Parce qu'il est au Gouvernement. N. Mamère et D. Voynet étaient plutôt assez clairs.
- "Voilà. Il faut un débat au Parlement. D'ailleurs, le Premier ministre s'y est engagé. Le problème, ce sera la forme. Dès aujourd'hui, la Commission de la Défense, qui va recevoir l'ensemble des ministres concernés, sera ouverte à tous les députés qui le veulent. On élargit en fait cette commission : il y a un premier débat assez large qui va s'opérer ce matin.
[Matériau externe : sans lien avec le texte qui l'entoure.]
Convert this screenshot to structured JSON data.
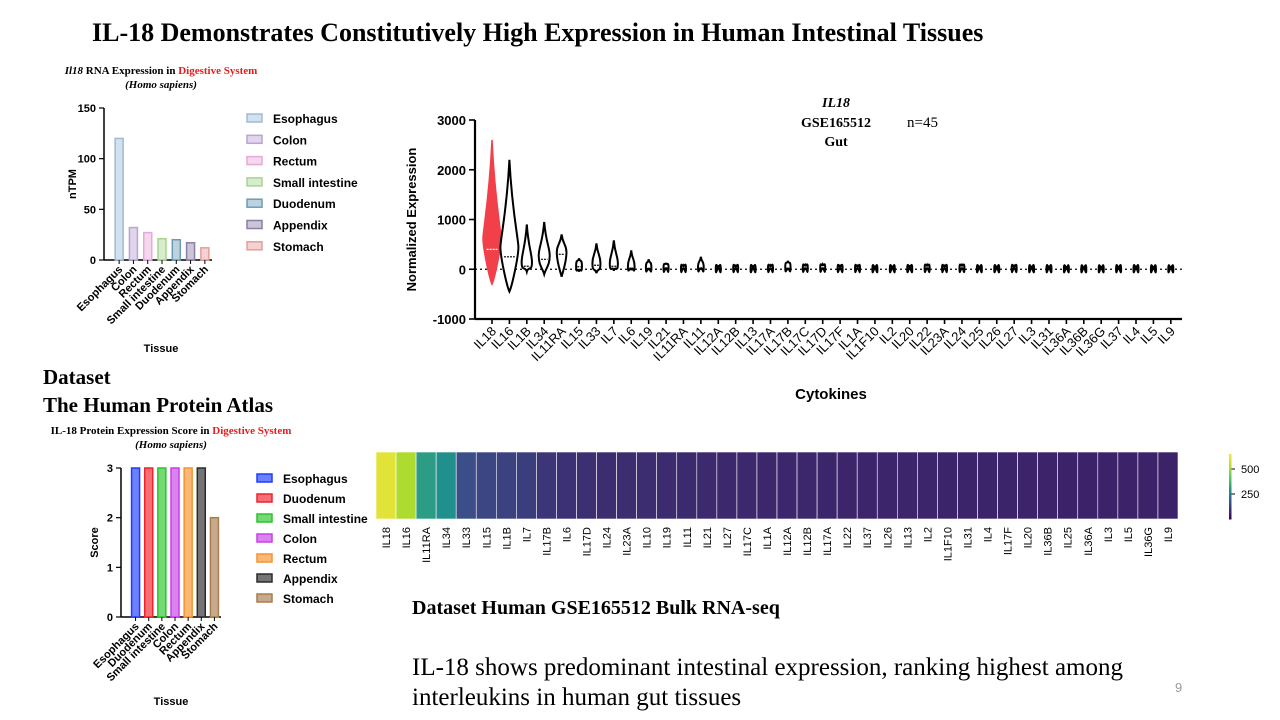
{
  "slide": {
    "title": "IL-18 Demonstrates Constitutively High Expression in Human Intestinal Tissues",
    "dataset_label": "Dataset",
    "dataset_source": "The Human Protein Atlas",
    "bulk_label": "Dataset Human GSE165512 Bulk RNA-seq",
    "conclusion": "IL-18 shows predominant intestinal expression, ranking highest among interleukins in human gut tissues",
    "page_number": "9"
  },
  "chart_data": [
    {
      "id": "rna",
      "type": "bar",
      "title_italic": "Il18",
      "title_mid": " RNA Expression in ",
      "title_red": "Digestive System",
      "subtitle": "(Homo sapiens)",
      "xlabel": "Tissue",
      "ylabel": "nTPM",
      "ylim": [
        0,
        150
      ],
      "yticks": [
        0,
        50,
        100,
        150
      ],
      "categories": [
        "Esophagus",
        "Colon",
        "Rectum",
        "Small intestine",
        "Duodenum",
        "Appendix",
        "Stomach"
      ],
      "values": [
        120,
        32,
        27,
        21,
        20,
        17,
        12
      ],
      "colors": [
        "#9dbbd8",
        "#bba3d2",
        "#e7a9d9",
        "#a7d58d",
        "#6c9bb6",
        "#8c7fa6",
        "#e59d9a"
      ],
      "legend": [
        "Esophagus",
        "Colon",
        "Rectum",
        "Small intestine",
        "Duodenum",
        "Appendix",
        "Stomach"
      ],
      "legend_position": "right"
    },
    {
      "id": "protein",
      "type": "bar",
      "title_mid": "IL-18 Protein Expression Score in ",
      "title_red": "Digestive System",
      "subtitle": "(Homo sapiens)",
      "xlabel": "Tissue",
      "ylabel": "Score",
      "ylim": [
        0,
        3
      ],
      "yticks": [
        0,
        1,
        2,
        3
      ],
      "categories": [
        "Esophagus",
        "Duodenum",
        "Small intestine",
        "Colon",
        "Rectum",
        "Appendix",
        "Stomach"
      ],
      "values": [
        3,
        3,
        3,
        3,
        3,
        3,
        2
      ],
      "colors": [
        "#1f3bff",
        "#f0222a",
        "#29c529",
        "#c83ee8",
        "#f7922c",
        "#2b2b2b",
        "#a97c4f"
      ],
      "legend": [
        "Esophagus",
        "Duodenum",
        "Small intestine",
        "Colon",
        "Rectum",
        "Appendix",
        "Stomach"
      ],
      "legend_position": "right"
    },
    {
      "id": "violin",
      "type": "violin",
      "title_italic": "IL18",
      "title_dataset": "GSE165512",
      "title_n": "n=45",
      "title_tissue": "Gut",
      "xlabel": "Cytokines",
      "ylabel": "Normalized Expression",
      "ylim": [
        -1000,
        3000
      ],
      "yticks": [
        -1000,
        0,
        1000,
        2000,
        3000
      ],
      "categories": [
        "IL18",
        "IL16",
        "IL1B",
        "IL34",
        "IL11RA",
        "IL15",
        "IL33",
        "IL7",
        "IL6",
        "IL19",
        "IL21",
        "IL11RA",
        "IL11",
        "IL12A",
        "IL12B",
        "IL13",
        "IL17A",
        "IL17B",
        "IL17C",
        "IL17D",
        "IL17F",
        "IL1A",
        "IL1F10",
        "IL2",
        "IL20",
        "IL22",
        "IL23A",
        "IL24",
        "IL25",
        "IL26",
        "IL27",
        "IL3",
        "IL31",
        "IL36A",
        "IL36B",
        "IL36G",
        "IL37",
        "IL4",
        "IL5",
        "IL9"
      ],
      "min": [
        -300,
        -450,
        -50,
        -100,
        -150,
        -50,
        -80,
        -30,
        -20,
        -20,
        -10,
        -10,
        -10,
        -10,
        -10,
        -10,
        -10,
        -20,
        -10,
        -10,
        -10,
        -10,
        -10,
        -10,
        -10,
        -10,
        -10,
        -10,
        -10,
        -10,
        -10,
        -10,
        -10,
        -10,
        -10,
        -10,
        -10,
        -10,
        -10,
        -10
      ],
      "max": [
        2600,
        2200,
        900,
        950,
        700,
        220,
        520,
        580,
        380,
        200,
        130,
        70,
        250,
        50,
        60,
        50,
        70,
        170,
        80,
        90,
        60,
        60,
        40,
        40,
        50,
        80,
        60,
        80,
        40,
        40,
        60,
        40,
        40,
        30,
        30,
        30,
        40,
        40,
        30,
        30
      ],
      "median": [
        400,
        250,
        60,
        200,
        300,
        50,
        80,
        60,
        20,
        10,
        5,
        5,
        5,
        5,
        5,
        5,
        5,
        20,
        10,
        10,
        5,
        5,
        5,
        5,
        5,
        5,
        5,
        5,
        5,
        5,
        5,
        5,
        5,
        5,
        5,
        5,
        5,
        5,
        5,
        5
      ],
      "highlight": "IL18",
      "highlight_color": "#f2404b"
    },
    {
      "id": "heatmap",
      "type": "heatmap",
      "categories": [
        "IL18",
        "IL16",
        "IL11RA",
        "IL34",
        "IL33",
        "IL15",
        "IL1B",
        "IL7",
        "IL17B",
        "IL6",
        "IL17D",
        "IL24",
        "IL23A",
        "IL10",
        "IL19",
        "IL11",
        "IL21",
        "IL27",
        "IL17C",
        "IL1A",
        "IL12A",
        "IL12B",
        "IL17A",
        "IL22",
        "IL37",
        "IL26",
        "IL13",
        "IL2",
        "IL1F10",
        "IL31",
        "IL4",
        "IL17F",
        "IL20",
        "IL36B",
        "IL25",
        "IL36A",
        "IL3",
        "IL5",
        "IL36G",
        "IL9"
      ],
      "values": [
        620,
        520,
        290,
        260,
        110,
        90,
        80,
        70,
        50,
        40,
        35,
        30,
        28,
        26,
        24,
        22,
        20,
        18,
        16,
        15,
        14,
        13,
        12,
        11,
        10,
        10,
        9,
        9,
        8,
        8,
        7,
        7,
        6,
        6,
        5,
        5,
        4,
        4,
        3,
        3
      ],
      "colorbar_ticks": [
        250,
        500
      ],
      "colorbar_range": [
        0,
        650
      ]
    }
  ]
}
C'est à l'issue de ce débat qu'on saura comment le Parlement organise lui-même, à la fois à l'Assemblée et au Sénat, il ne faut pas l'oublier - cette prise de parole et cet échange nécessaires."
Est-il envisageable qu'il y ait un vote ?
- "Dans l'état actuel des choses, ce n'est pas, à mon avis, nécessaire tout de suite, compte tenu de l'état actuel de l'engagement français. En revanche, s'il y avait des engagements différents, pourquoi pas. Il y a absolument besoin de toutes façons d'une cohésion du Parlement, de la cohésion de la nation dans ces cas-là. On n'obtient pas une cohésion s'il n'y a pas un débat, où les gens peuvent s'exprimer et dire leur position."
Donc, voter ?
- "Oui, pourquoi pas ? Mais je pense qu'il faut attendre le résultat de la commission d'aujourd'hui. On ne peut pas anticiper, et de plus, on ne peut malheureusement pas anticiper cette victoire."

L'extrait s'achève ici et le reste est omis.